Arrvelas takes another small bite of the lembas — though he pauses to listen to make sure that she does the same. “They do! That is true. But, I think that there is better entertainment to be found.” Alphaear raises an eyebrow towards him at this, waiting for him to expand on the statement before she remembers that she must make herself known verbally. With a mouthful of lembas, she offers a hm of acknowledgment and only then does the ellon continue. “Such as reading books in the library,” he says, “or at least so for you. As for myself, I truly do enjoy playing music on the flute.”

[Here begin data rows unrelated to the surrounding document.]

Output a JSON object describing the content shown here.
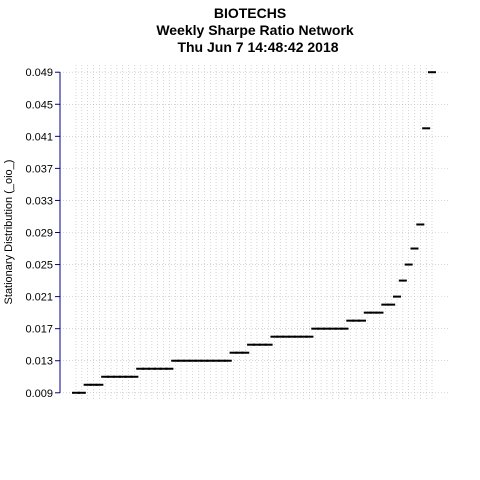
{
  "chart_data": {
    "type": "dot",
    "title": [
      "BIOTECHS",
      "Weekly  Sharpe Ratio Network",
      "Thu Jun  7 14:48:42 2018"
    ],
    "y_label": "Stationary Distribution (_oio_)",
    "categories": [
      null,
      null,
      null,
      null,
      null,
      null,
      null,
      null,
      null,
      null,
      null,
      null,
      null,
      null,
      null,
      null,
      null,
      null,
      null,
      null,
      null,
      null,
      null,
      null,
      null,
      null,
      null,
      null,
      null,
      null,
      null,
      null,
      null,
      null,
      null,
      null,
      null,
      null,
      null,
      null,
      null,
      null,
      null,
      null,
      null,
      null,
      null,
      null,
      null,
      null,
      null,
      null,
      null,
      null,
      null,
      null,
      null,
      null,
      null,
      null,
      null,
      null
    ],
    "values": [
      0.009,
      0.009,
      0.01,
      0.01,
      0.01,
      0.011,
      0.011,
      0.011,
      0.011,
      0.011,
      0.011,
      0.012,
      0.012,
      0.012,
      0.012,
      0.012,
      0.012,
      0.013,
      0.013,
      0.013,
      0.013,
      0.013,
      0.013,
      0.013,
      0.013,
      0.013,
      0.013,
      0.014,
      0.014,
      0.014,
      0.015,
      0.015,
      0.015,
      0.015,
      0.016,
      0.016,
      0.016,
      0.016,
      0.016,
      0.016,
      0.016,
      0.017,
      0.017,
      0.017,
      0.017,
      0.017,
      0.017,
      0.018,
      0.018,
      0.018,
      0.019,
      0.019,
      0.019,
      0.02,
      0.02,
      0.021,
      0.023,
      0.025,
      0.027,
      0.03,
      0.042,
      0.049
    ],
    "color": "#000000",
    "axis_color": "#00008b",
    "ylim": [
      0.0081,
      0.0499
    ],
    "yticks": [
      0.009,
      0.013,
      0.017,
      0.021,
      0.025,
      0.029,
      0.033,
      0.037,
      0.041,
      0.045,
      0.049
    ],
    "grid": true
  }
}
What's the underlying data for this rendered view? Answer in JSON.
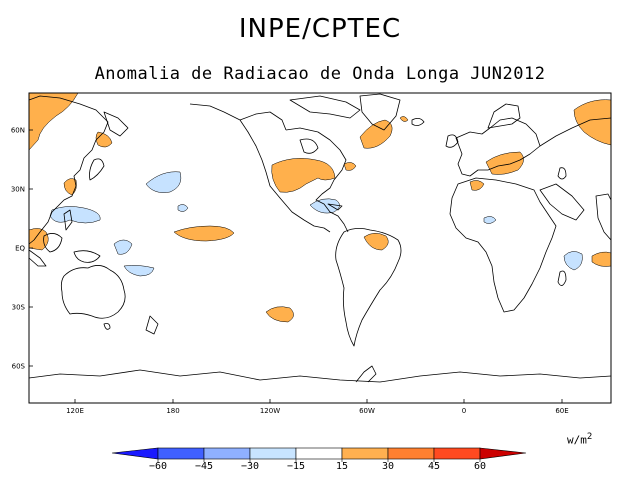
{
  "header": {
    "title": "INPE/CPTEC",
    "subtitle": "Anomalia de Radiacao de Onda Longa JUN2012"
  },
  "map": {
    "lat_labels": [
      "60N",
      "30N",
      "EQ",
      "30S",
      "60S"
    ],
    "lon_labels": [
      "120E",
      "180",
      "120W",
      "60W",
      "0",
      "60E"
    ]
  },
  "colorbar": {
    "units": "w/m",
    "units_power": "2",
    "labels": [
      "−60",
      "−45",
      "−30",
      "−15",
      "15",
      "30",
      "45",
      "60"
    ],
    "colors": [
      "#1a1aff",
      "#4060ff",
      "#8fb0ff",
      "#c8e4ff",
      "#ffffff",
      "#ffb050",
      "#ff8030",
      "#ff4a20",
      "#cc0000"
    ]
  },
  "palette": {
    "positive_anomaly": "#ffb04c",
    "negative_anomaly": "#c6e2ff"
  }
}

“Will you play for me now?” Asks the younger elleth without thinking, the question falling from her lips like the crumb of the way-bread that will certainly become lunch for a horde of hungry ants once the day breaks again on the hills. Her companion lets out a short sigh and begins to reach for his pack, but he stops and lets his arm fall limply over himself.
“Perhaps another night, hiril,” he says, “for I am lacking the energy for such a thing. Perhaps you can present something entertaining… tell a story or something of the like? You read often.”

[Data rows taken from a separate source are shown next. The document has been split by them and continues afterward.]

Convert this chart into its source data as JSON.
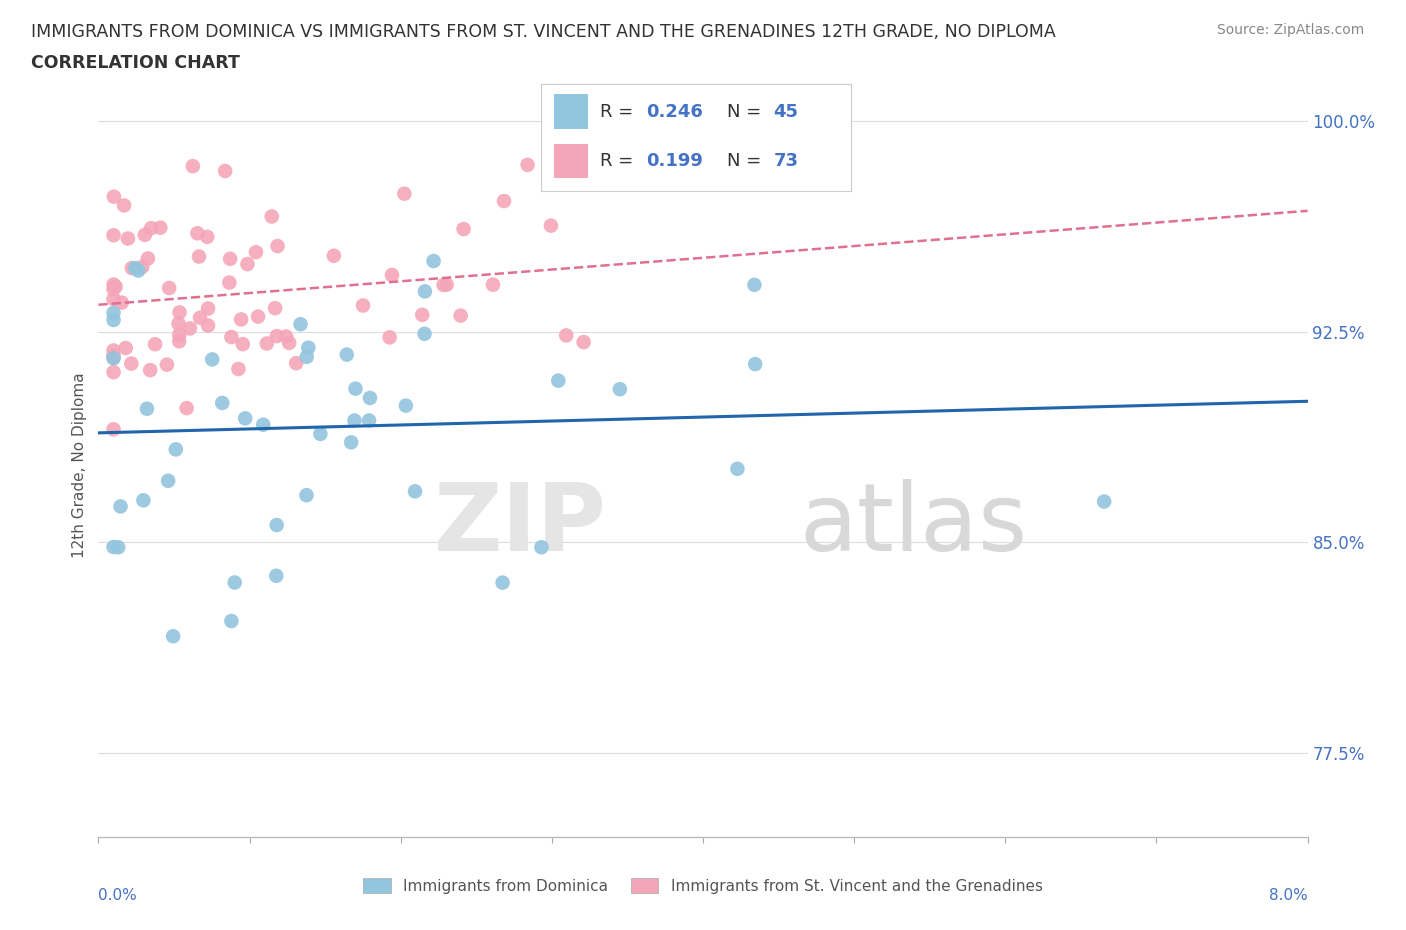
{
  "title_line1": "IMMIGRANTS FROM DOMINICA VS IMMIGRANTS FROM ST. VINCENT AND THE GRENADINES 12TH GRADE, NO DIPLOMA",
  "title_line2": "CORRELATION CHART",
  "source": "Source: ZipAtlas.com",
  "ylabel_label": "12th Grade, No Diploma",
  "blue_color": "#92c5de",
  "pink_color": "#f4a6b8",
  "blue_line_color": "#2166ac",
  "pink_line_color": "#e07090",
  "axis_label_color": "#4472c4",
  "xlim": [
    0.0,
    0.08
  ],
  "ylim": [
    0.745,
    1.01
  ],
  "yticks": [
    0.775,
    0.85,
    0.925,
    1.0
  ],
  "ytick_labels": [
    "77.5%",
    "85.0%",
    "92.5%",
    "100.0%"
  ],
  "blue_R": 0.246,
  "blue_N": 45,
  "pink_R": 0.199,
  "pink_N": 73
}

“A story?” Alphaear echoes breathlessly, finally adjusting her position to sit down next to him on the log so that he would not be hogging all of the sparse and makeshift comforts that they could find in the wilds of the Trollshaws. “What? Do you think I simply have them crafted on a whim for moments such as these?”

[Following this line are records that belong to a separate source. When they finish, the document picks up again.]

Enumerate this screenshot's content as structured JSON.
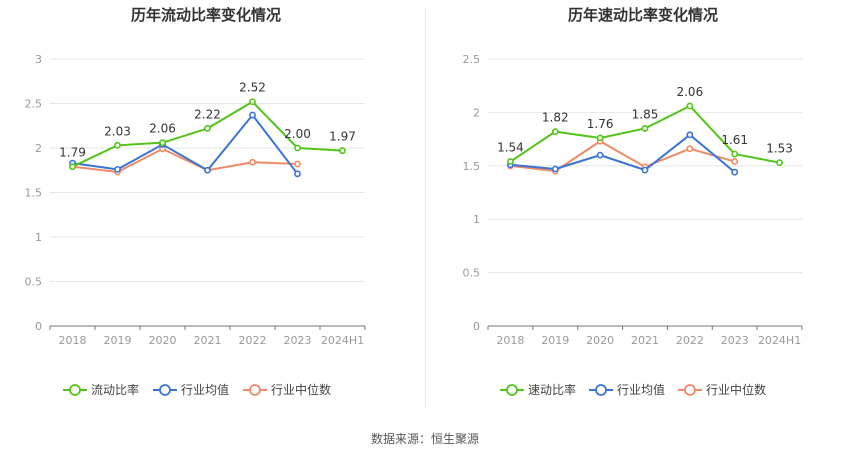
{
  "source_label": "数据来源：恒生聚源",
  "chart_data": [
    {
      "type": "line",
      "title": "历年流动比率变化情况",
      "categories": [
        "2018",
        "2019",
        "2020",
        "2021",
        "2022",
        "2023",
        "2024H1"
      ],
      "ylim": [
        0,
        3
      ],
      "yticks": [
        "0",
        "0.5",
        "1",
        "1.5",
        "2",
        "2.5",
        "3"
      ],
      "grid": true,
      "legend_position": "bottom",
      "series": [
        {
          "name": "流动比率",
          "color": "#52c41a",
          "values": [
            1.79,
            2.03,
            2.06,
            2.22,
            2.52,
            2.0,
            1.97
          ],
          "labels": [
            "1.79",
            "2.03",
            "2.06",
            "2.22",
            "2.52",
            "2.00",
            "1.97"
          ]
        },
        {
          "name": "行业均值",
          "color": "#3a75d4",
          "values": [
            1.83,
            1.76,
            2.04,
            1.75,
            2.37,
            1.71,
            null
          ]
        },
        {
          "name": "行业中位数",
          "color": "#f08a65",
          "values": [
            1.79,
            1.73,
            1.99,
            1.75,
            1.84,
            1.82,
            null
          ]
        }
      ]
    },
    {
      "type": "line",
      "title": "历年速动比率变化情况",
      "categories": [
        "2018",
        "2019",
        "2020",
        "2021",
        "2022",
        "2023",
        "2024H1"
      ],
      "ylim": [
        0,
        2.5
      ],
      "yticks": [
        "0",
        "0.5",
        "1",
        "1.5",
        "2",
        "2.5"
      ],
      "grid": true,
      "legend_position": "bottom",
      "series": [
        {
          "name": "速动比率",
          "color": "#52c41a",
          "values": [
            1.54,
            1.82,
            1.76,
            1.85,
            2.06,
            1.61,
            1.53
          ],
          "labels": [
            "1.54",
            "1.82",
            "1.76",
            "1.85",
            "2.06",
            "1.61",
            "1.53"
          ]
        },
        {
          "name": "行业均值",
          "color": "#3a75d4",
          "values": [
            1.51,
            1.47,
            1.6,
            1.46,
            1.79,
            1.44,
            null
          ]
        },
        {
          "name": "行业中位数",
          "color": "#f08a65",
          "values": [
            1.5,
            1.45,
            1.73,
            1.49,
            1.66,
            1.54,
            null
          ]
        }
      ]
    }
  ]
}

“No, no, you misunderstand me,” sighs Arrvelas as he sets aside the rest of his way-bread for another time. “Not a story that you must make up, or craft, as you so eloquently put it. Tell me something about your life. What do you soldiers frequently discuss on journeys like this?”
She cannot help but laugh at the way he expresses his perspective of their position — as though they were warriors marching off into battle, though she does not correct him. “Just as you said. Stories about our lives, I suppose. What is it exactly that you would like to know?”
Arrvelas ponders her question before responding to it with a question of his own. “Will you tell me about the most exciting battle in which you have fought?”
She blinks in surprise, taken aback by his request. “I… do not quite know that you would truly want to hear about that. Perhaps we can discuss something else for a time before I tell stories…” she trails off in thought, scrambling for something that she could use as conversation. “Well, I have been a wanderer for many years, though I settled in Imladris after the encroachment of the Shadow upon Taur-Nu-Fuin. What of you?”
He chuckles at her deflection of his own topic, though he does not press it upon her to answer this eve. “Just as I told you before, I wandered as well; though for many more years than you, and in search of my dear cousin. I went nowhere special and found nothing special. Yet, somehow, the two of us both have made our way to the refuge of Imladris. Is that not an interesting thing to think of?”
“It is,” she replies in an airy tone, as though her mind is lost in distant thought. “And how long have you been here in the Valley?”
The only answer she is given from Arrvelas is, “A short time, in the eyes of our kind. I know Ithilwe has been here. There is proof, but there is little proof of where he is now.” Once he finishes speaking, Alphaear slides off of the log to sit next to him. She settles the satchel between them in the dirt.